Hiromichi Mizuno, executive managing director and CIO of Japan's Government Pension Investment Fund, highlighted ways in which asset owners could work together to hold costs in check and benchmark environmental, social and governance factors, Mr. Mizuno said Tuesday at an investment committee education workshop of the $376.3 billion California Public Employees Retirement System, Sacramento.
Under GPIF's performance fee strategy, launched 16 months ago, active managers are only paid active management fees if they outperform passive strategies, Managers that fail to outperform their benchmarks are paid like passive managers, Mr. Mizuno told the committee.
"We saved $200 million in active management fees last year because active managers failed to deliver alpha," he said. "If you don't deliver alpha, you are as good as passive."
He said that when GPIF unveiled the program managers asked if they would keep the framework confidential. Instead, GPIF published a white paper.
At the CalPERS meeting, Mr. Mizuno called for asset owner collaboration to make GPIF's fee program an industry practice.

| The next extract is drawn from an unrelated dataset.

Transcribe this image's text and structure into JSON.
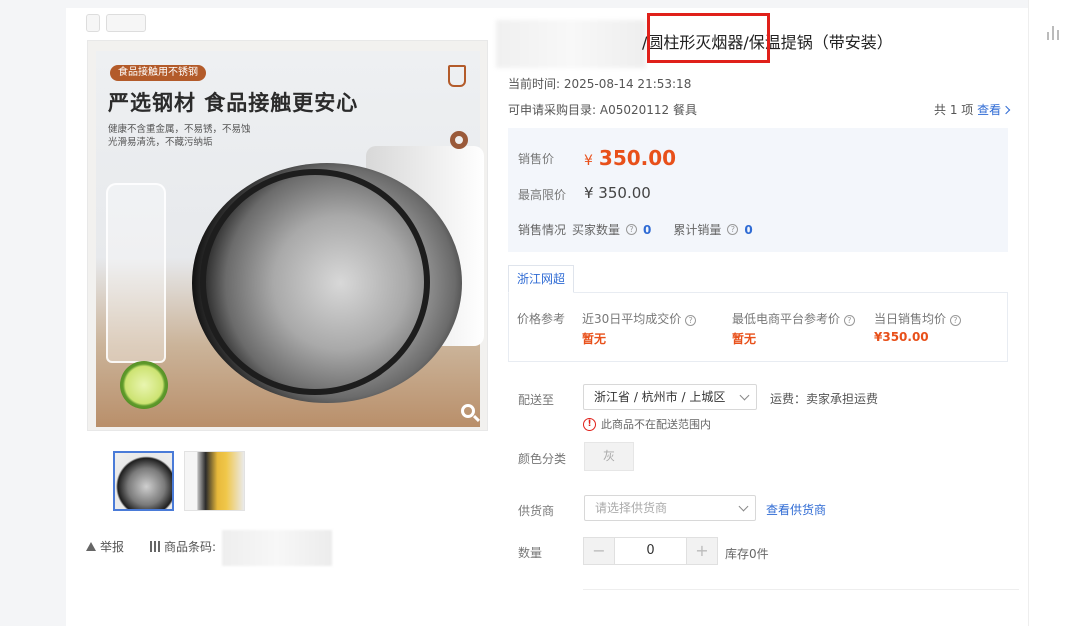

Mr. Mizuno recalled that when he was general partner with the London-based private-equity firm Coller Capital, "we used to hate CalPERS because CalPERS disclosed everything. Now, I'm at the GPIF. I'm telling the GP we're going to disclose everything. The point is, if CalPERS is only one, it will work against you guys. But if we join and if other people will join, it will become market standard."
GPIF executives see ESG as a risk factor and have incorporated it into the fund's investment strategy. He added that if an asset owner reduces a risk factor, returns will improve.

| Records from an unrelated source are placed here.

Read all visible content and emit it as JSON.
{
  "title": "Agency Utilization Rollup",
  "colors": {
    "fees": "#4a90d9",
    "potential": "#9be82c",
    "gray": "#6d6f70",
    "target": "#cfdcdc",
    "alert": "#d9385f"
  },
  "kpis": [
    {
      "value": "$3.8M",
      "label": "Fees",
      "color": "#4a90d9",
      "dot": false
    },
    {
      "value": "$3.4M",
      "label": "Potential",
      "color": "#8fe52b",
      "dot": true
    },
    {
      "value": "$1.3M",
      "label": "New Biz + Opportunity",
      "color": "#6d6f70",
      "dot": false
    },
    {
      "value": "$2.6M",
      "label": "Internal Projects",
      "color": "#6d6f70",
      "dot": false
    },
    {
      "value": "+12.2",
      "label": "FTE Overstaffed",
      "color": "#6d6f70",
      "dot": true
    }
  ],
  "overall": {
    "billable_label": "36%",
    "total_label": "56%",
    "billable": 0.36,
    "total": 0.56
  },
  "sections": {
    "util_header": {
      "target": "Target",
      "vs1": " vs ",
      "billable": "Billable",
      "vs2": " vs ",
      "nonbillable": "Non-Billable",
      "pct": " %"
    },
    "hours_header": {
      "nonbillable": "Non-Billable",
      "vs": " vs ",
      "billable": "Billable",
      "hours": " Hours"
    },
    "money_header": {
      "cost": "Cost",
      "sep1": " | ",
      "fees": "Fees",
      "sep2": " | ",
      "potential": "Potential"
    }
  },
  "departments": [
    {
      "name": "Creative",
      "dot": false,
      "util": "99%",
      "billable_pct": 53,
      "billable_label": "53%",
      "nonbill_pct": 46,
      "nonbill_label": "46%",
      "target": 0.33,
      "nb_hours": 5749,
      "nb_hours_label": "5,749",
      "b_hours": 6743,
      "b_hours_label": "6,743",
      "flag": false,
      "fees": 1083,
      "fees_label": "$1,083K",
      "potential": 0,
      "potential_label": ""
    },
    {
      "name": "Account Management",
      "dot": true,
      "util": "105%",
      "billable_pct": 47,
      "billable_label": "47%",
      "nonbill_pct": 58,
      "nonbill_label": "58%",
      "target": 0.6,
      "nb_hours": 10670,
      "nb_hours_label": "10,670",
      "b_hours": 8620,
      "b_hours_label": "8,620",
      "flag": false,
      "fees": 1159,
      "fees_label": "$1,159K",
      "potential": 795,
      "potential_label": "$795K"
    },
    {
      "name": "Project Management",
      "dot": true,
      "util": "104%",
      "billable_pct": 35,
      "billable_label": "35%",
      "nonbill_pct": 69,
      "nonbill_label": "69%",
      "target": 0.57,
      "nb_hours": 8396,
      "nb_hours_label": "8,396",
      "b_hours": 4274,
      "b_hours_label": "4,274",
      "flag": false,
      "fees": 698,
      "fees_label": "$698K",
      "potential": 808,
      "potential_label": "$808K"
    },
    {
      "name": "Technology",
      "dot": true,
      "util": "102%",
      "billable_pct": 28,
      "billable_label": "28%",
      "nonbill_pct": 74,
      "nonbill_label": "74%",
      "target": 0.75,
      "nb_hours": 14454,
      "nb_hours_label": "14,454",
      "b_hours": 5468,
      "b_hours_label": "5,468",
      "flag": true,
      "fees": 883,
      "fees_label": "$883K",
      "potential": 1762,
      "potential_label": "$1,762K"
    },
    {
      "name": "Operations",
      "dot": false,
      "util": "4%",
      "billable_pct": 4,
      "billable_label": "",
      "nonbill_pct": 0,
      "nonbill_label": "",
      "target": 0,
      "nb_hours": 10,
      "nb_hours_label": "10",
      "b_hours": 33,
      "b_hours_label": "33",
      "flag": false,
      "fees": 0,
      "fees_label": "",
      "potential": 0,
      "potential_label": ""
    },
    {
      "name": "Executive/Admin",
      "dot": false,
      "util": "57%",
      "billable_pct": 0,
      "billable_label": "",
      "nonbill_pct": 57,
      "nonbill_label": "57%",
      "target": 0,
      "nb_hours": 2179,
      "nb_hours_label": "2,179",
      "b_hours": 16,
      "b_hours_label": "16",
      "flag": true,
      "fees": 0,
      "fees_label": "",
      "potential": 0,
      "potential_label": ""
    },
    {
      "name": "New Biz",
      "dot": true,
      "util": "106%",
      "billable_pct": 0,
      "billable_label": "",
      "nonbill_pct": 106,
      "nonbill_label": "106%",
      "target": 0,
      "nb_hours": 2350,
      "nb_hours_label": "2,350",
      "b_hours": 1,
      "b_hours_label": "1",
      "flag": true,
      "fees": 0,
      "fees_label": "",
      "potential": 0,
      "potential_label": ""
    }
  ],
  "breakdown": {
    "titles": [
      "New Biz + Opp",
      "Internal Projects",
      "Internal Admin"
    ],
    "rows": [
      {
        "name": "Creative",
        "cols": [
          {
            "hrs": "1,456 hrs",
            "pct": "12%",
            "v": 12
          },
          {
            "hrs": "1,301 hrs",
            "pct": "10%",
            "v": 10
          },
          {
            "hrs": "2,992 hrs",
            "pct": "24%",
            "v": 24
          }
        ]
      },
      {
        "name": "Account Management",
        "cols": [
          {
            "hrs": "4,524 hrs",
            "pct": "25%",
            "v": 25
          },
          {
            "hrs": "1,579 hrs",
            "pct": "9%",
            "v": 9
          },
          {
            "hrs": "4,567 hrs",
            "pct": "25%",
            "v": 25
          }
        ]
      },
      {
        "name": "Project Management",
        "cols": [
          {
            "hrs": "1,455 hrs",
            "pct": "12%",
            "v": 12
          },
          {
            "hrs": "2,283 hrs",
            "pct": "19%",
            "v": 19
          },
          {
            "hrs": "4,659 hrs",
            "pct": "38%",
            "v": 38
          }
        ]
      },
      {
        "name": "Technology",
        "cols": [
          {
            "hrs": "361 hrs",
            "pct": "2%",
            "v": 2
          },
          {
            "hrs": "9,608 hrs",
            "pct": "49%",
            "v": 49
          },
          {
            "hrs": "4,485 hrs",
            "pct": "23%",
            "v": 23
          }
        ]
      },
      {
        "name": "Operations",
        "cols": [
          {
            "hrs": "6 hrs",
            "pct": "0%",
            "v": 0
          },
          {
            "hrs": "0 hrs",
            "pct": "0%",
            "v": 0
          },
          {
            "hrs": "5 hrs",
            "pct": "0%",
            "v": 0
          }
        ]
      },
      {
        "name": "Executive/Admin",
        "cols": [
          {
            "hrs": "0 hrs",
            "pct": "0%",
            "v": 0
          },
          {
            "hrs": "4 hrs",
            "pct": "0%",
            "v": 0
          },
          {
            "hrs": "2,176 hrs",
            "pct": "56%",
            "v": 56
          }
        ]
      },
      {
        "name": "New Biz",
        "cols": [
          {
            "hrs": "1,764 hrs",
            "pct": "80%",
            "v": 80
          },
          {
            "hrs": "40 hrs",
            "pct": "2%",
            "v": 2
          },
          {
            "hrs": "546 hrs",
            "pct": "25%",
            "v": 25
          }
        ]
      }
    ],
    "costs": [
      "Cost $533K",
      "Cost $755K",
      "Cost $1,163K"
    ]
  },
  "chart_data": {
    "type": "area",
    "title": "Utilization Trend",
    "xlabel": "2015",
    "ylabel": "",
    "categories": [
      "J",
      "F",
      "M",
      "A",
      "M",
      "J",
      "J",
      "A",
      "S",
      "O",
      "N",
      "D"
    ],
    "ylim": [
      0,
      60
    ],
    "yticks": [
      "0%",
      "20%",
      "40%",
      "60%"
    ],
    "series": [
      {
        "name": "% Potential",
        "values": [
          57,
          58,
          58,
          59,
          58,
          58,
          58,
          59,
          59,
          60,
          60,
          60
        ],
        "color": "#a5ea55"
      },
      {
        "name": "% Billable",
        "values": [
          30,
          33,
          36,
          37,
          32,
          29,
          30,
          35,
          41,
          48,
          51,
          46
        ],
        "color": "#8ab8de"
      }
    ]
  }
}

GPIF executives worked with an index provider for a year to develop a benchmark.
Mr. Mizuno said it will be difficult to show whether GPIF's ESG initiative is adding value to its portfolio over the next month or even the next three years. "But I believe that in 30 years time, these kind of things will have a huge impact," he said. Portfolio strategy aside, both funds are at the mercy of the general economy, Mr. Mizuno said. "And if the general economy fails to be sustainable, we will fail to be sustainable."